Well, maybe not that beautiful, but the margin of error is likely to be negligible, and the reason (as always with such whining) is very simple: if the ad agency has a particular goal "look" in mind, they will choose models who are closest to the goal without Photoshopping, in order to minimize cost and effort (Cindy Crawford in her prime might have required no touching up, to a first approximation), as well as to maintain credibility were the model to make a public appearance attending an award show, promoting the brand on a talk show, and so on. To check this hunch, let's have a look at a few professionally touched up photos taken from real published work. Here are two safe examples (one, another), as well as a more provocative, full-body one. Drag the mouse pointer over the image to see its "before" look: most of the changes are accounted for by changes in lighting and contrast, not severely warping the woman's form as if it were Play-doh. The women "before" are clearly all very good-looking. (To see more examples, substitute other numbers just before the ".html" part of the URLs above.)

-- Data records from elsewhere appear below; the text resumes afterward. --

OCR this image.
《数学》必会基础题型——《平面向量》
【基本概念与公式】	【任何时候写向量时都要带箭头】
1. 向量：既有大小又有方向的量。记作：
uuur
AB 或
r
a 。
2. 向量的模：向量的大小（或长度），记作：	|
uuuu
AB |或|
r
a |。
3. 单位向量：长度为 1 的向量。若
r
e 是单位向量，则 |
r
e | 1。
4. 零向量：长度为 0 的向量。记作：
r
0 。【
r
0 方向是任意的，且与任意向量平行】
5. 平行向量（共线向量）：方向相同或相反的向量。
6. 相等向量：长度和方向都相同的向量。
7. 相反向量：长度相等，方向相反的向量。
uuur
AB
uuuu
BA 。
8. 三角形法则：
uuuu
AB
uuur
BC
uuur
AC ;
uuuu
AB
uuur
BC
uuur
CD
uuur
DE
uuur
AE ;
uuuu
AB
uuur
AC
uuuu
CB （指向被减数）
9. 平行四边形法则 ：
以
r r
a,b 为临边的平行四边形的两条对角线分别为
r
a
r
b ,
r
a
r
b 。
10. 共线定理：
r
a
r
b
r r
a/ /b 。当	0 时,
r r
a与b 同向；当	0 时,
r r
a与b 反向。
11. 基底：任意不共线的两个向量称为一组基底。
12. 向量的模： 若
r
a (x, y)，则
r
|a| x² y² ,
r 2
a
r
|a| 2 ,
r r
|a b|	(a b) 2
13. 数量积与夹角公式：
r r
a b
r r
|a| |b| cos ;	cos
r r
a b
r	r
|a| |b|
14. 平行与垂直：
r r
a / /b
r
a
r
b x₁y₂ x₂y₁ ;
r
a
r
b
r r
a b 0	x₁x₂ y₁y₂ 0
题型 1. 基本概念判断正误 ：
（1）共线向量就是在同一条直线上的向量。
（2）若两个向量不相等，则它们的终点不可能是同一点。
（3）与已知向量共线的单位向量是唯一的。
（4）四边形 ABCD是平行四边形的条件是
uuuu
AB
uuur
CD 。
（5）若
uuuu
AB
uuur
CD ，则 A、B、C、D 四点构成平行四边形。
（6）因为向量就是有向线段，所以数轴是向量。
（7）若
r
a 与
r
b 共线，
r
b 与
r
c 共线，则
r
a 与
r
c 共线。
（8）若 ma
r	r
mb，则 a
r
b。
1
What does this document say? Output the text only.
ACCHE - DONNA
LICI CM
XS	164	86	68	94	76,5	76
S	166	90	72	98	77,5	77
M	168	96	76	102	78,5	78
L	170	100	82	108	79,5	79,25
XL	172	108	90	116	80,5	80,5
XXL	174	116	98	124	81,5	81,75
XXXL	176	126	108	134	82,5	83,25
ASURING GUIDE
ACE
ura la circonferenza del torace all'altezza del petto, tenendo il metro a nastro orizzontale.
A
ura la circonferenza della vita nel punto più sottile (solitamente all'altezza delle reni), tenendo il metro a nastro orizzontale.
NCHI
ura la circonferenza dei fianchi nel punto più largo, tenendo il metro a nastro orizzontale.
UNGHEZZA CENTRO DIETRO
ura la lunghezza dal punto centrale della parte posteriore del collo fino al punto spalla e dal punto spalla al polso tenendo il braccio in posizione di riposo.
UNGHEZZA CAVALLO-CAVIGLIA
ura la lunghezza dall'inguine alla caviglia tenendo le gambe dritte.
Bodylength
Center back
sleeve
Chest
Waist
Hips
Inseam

The logical error in casting aspersions on print models is confounding "the possible" with "the common." Rather than commit this fallacy, attempts at consciousness-raising should highlight how a typical viewer will be lured into thinking that flawless bikini models are common due to the quirks of human reasoning: even when we know that a group of 20 women has been selected to be hot babes, it's hard to perceive them as a non-random sample, leading us to believe that such alluring women are an order of magnitude or more common than they actually are. As we can't will this quirk of ours away, the best we can do is simply not consume these materials in the first place. Readers may be expecting me to say something like, "After all, it won't kill you to listen to a Bach concerto rather than stare at your idiot box," and while this is true, you can find plenty of more mundane ways to entertain yourself other than watching TV or visiting celebrity-themed internet sites. Work on your car, bake a batch of brownies -- anything, really. Of course, the male sex won't mind looking at an unrepresentative group of gorgeous women in the first place.
Added: For examples of the "facile conclusions" I referred to above, just look at the comments on the YouTube video (click "Oldest" to skip the bickering):
"This video really makes [you] think about what there is behind all the photos with those super-thin-and-beautiful models..."
"Makes you wonder if any pictures you see online are true to your eyes! good job on video!"
I know -- I feel like Plato's prisoner who has realized that all he has seen before were mere shadows on a cave wall! Puh-lease.
"a slender, stunning fox"
ReplyDeleteWTF? Her face is still scrunched up like shit. You Americans do have lower standards, seems as long as she isn't Godzilla go get the Trojans.
In each of those three linked examples I thought the unretouched lady was more appealing than her retouched version.
ReplyDeletenowadays photo retouching is just about everywhere, from the product catalogs to the cinema. It is all about marketing.